On September 21, 2002, Swedish engineer Nils Bohlin dies after a heart attack. Bohlin spent most of the 1950s developing ejection seats for Saab airplanes, and in 1958, he became the Volvo Car Corporation's first safety engineer. At Volvo, he designed the first three-point safety belt--a seatbelt with one strap that crossed diagonally across the user's chest and another that secured his or her hips. "In a way," Bohlin said shortly before he died, "my design works as much because the belt is comfortable for the user as it does because it is safer. The pilots I worked with in the aerospace industry were willing to put on almost anything to keep them safe in case of a crash, but regular people in cars don't want to be uncomfortable even for a minute."
At the time that Bohlin introduced his three-point belt, not many non–racecar-drivers used seatbelts at all. (In fact, they were optional equipment in most cars: buyers had to pay extra if they wanted them.) The belts that were in use consisted of a single lap belt with a buckle that fastened over the stomach. In high-speed crashes, they would keep a person in his or her seat, but the abdominal pressure they caused could result in serious internal injuries. Bohlin's belt, by contrast, was much safer; it was just as easy to fasten; and it protected both the upper and lower body.
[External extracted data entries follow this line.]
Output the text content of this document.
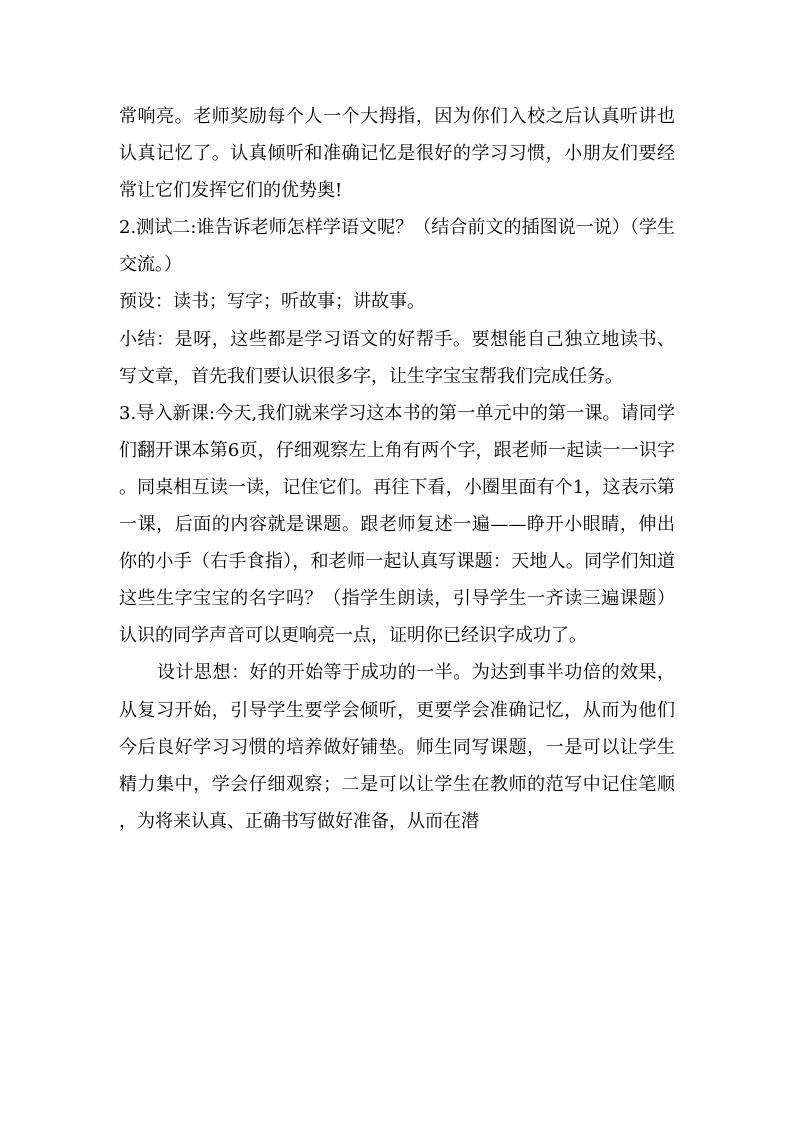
常响亮。老师奖励每个人一个大拇指，因为你们入校之后认真听讲也认真记忆了。认真倾听和准确记忆是很好的学习习惯，小朋友们要经常让它们发挥它们的优势奥!

2.测试二:谁告诉老师怎样学语文呢？（结合前文的插图说一说）（学生交流。）

预设：读书；写字；听故事；讲故事。

小结：是呀，这些都是学习语文的好帮手。要想能自己独立地读书、写文章，首先我们要认识很多字，让生字宝宝帮我们完成任务。

3.导入新课:今天,我们就来学习这本书的第一单元中的第一课。请同学们翻开课本第6页，仔细观察左上角有两个字，跟老师一起读一一识字。同桌相互读一读，记住它们。再往下看，小圈里面有个1，这表示第一课，后面的内容就是课题。跟老师复述一遍——睁开小眼睛，伸出你的小手（右手食指），和老师一起认真写课题：天地人。同学们知道这些生字宝宝的名字吗？（指学生朗读，引导学生一齐读三遍课题）认识的同学声音可以更响亮一点，证明你已经识字成功了。

设计思想：好的开始等于成功的一半。为达到事半功倍的效果，从复习开始，引导学生要学会倾听，更要学会准确记忆，从而为他们今后良好学习习惯的培养做好铺垫。师生同写课题，一是可以让学生精力集中，学会仔细观察；二是可以让学生在教师的范写中记住笔顺，为将来认真、正确书写做好准备，从而在潜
By 1959, the three-point belt was standard equipment in all Swedish Volvos, and by 1963, the company was installing the belts in all of its cars. Volvo even provided Bohlin's design to other carmakers for free. The design has changed very little in the past 50 years--it was practically perfect just as Bohlin designed it--and the U.S. National Highway Traffic Safety Administration estimates that buckling up with a Bohlin belt reduces a person's risk of dying in a car crash by almost 50 percent. "There is," said Volvo's CEO, "a little bit of Nils Bohlin in every car."
On the day that he died, Bohlin was inducted into the National Inventors Hall of Fame in Akron, Ohio.